私が慌てて離れようとすると、つばささんは私の腰に手を当てて、軽く引く。
そして角度を変えてもう一度唇を重ねてきた。
長い睫毛。透き通るような瞳がこちらを見つめ、ふっと柔らかく微笑んだ。
そしてゆっくりと離れていく唇。
「なっ何するんですか。」
「可愛かったから。」
「ここはエレベーターです!他の人が乗り込んで来たらどうするんですか。」
「エレベーターじゃなかったらいいの?」
「良くないです!それに付き合ってもないのに。」
「じゃあ付き合おうっか。」
「そんな軽く……もういいです!」
この人は本当に分からない。私はくるりとつばささんに背を向けた。
その時丁度エレベーターは15階に到着した。
私は開くボダンを連打した。
「そんなに押したら壊れちゃうよ?」
「壊れません。」
「怒った?」
つばささんは私の顔を覗き込もうとしたので私は下を向いた。
「別に怒ってません。」
「耳真っ赤。

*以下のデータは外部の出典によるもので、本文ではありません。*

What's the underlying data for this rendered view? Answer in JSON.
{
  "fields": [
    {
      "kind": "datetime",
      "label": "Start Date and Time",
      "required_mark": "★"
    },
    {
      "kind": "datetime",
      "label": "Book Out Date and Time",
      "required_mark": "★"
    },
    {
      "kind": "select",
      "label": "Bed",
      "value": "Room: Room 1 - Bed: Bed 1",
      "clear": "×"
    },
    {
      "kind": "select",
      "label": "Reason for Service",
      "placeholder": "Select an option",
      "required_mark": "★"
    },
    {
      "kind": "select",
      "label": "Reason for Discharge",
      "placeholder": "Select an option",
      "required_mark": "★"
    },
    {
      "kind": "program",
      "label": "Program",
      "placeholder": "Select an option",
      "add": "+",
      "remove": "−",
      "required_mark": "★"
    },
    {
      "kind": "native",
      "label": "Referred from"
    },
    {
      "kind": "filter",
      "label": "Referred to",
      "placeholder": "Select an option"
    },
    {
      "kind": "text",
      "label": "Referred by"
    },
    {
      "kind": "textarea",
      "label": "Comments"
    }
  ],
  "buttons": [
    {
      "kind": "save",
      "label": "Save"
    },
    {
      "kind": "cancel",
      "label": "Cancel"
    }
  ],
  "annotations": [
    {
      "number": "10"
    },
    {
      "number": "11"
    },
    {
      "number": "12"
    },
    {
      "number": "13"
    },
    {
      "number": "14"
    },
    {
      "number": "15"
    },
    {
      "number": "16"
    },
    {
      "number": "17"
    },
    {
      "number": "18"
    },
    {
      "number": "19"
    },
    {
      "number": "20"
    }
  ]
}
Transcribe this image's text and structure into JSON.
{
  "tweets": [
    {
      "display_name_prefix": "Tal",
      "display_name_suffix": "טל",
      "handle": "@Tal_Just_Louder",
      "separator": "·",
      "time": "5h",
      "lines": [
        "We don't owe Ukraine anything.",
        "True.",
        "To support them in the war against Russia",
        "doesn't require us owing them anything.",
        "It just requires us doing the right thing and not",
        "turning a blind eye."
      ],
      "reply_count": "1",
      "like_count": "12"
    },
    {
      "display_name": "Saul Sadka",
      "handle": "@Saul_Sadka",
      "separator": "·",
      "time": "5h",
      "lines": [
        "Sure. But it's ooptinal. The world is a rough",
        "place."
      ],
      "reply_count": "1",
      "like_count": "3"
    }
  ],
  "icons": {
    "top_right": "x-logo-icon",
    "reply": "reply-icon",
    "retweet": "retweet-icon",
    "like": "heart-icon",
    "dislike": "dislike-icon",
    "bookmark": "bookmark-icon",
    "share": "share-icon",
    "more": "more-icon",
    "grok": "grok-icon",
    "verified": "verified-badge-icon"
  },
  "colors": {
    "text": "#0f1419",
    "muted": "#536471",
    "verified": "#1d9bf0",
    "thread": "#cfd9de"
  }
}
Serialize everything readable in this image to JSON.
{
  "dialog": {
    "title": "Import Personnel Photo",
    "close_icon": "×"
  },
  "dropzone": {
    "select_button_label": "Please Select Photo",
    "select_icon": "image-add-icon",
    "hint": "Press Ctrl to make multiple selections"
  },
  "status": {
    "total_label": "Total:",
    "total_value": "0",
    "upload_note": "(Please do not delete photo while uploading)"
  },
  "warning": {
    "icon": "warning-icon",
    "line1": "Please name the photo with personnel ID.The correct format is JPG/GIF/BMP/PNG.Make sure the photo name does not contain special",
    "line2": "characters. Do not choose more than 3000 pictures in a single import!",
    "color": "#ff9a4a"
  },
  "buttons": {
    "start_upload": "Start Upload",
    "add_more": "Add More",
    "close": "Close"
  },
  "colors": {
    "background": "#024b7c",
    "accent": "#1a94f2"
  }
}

ってことは顔も真っ赤だろうね。」
「ほら、15階ですよ。あとはそこをまっすぐ行ったら社長室ですから。私は失礼します。」
少し強引につばささんをエレベーターから背中を押して出すと、私は閉じるボタンを連打した。
「ありがとう。また後でね。」
「もうお会いしません。」
「そんなこと言って。会うよ。きっとね。」
その時のつばささんがどんな顔をしていたのかは分からない。
だって私はずっと下を向いていたのだから。
「沙織さん反応が意外と初心だったなー。ということは何だかんだで付き合った経験が無い子だったりして。」
ふふっと形のいい唇で弧を描きながら、扉を開けるのだった。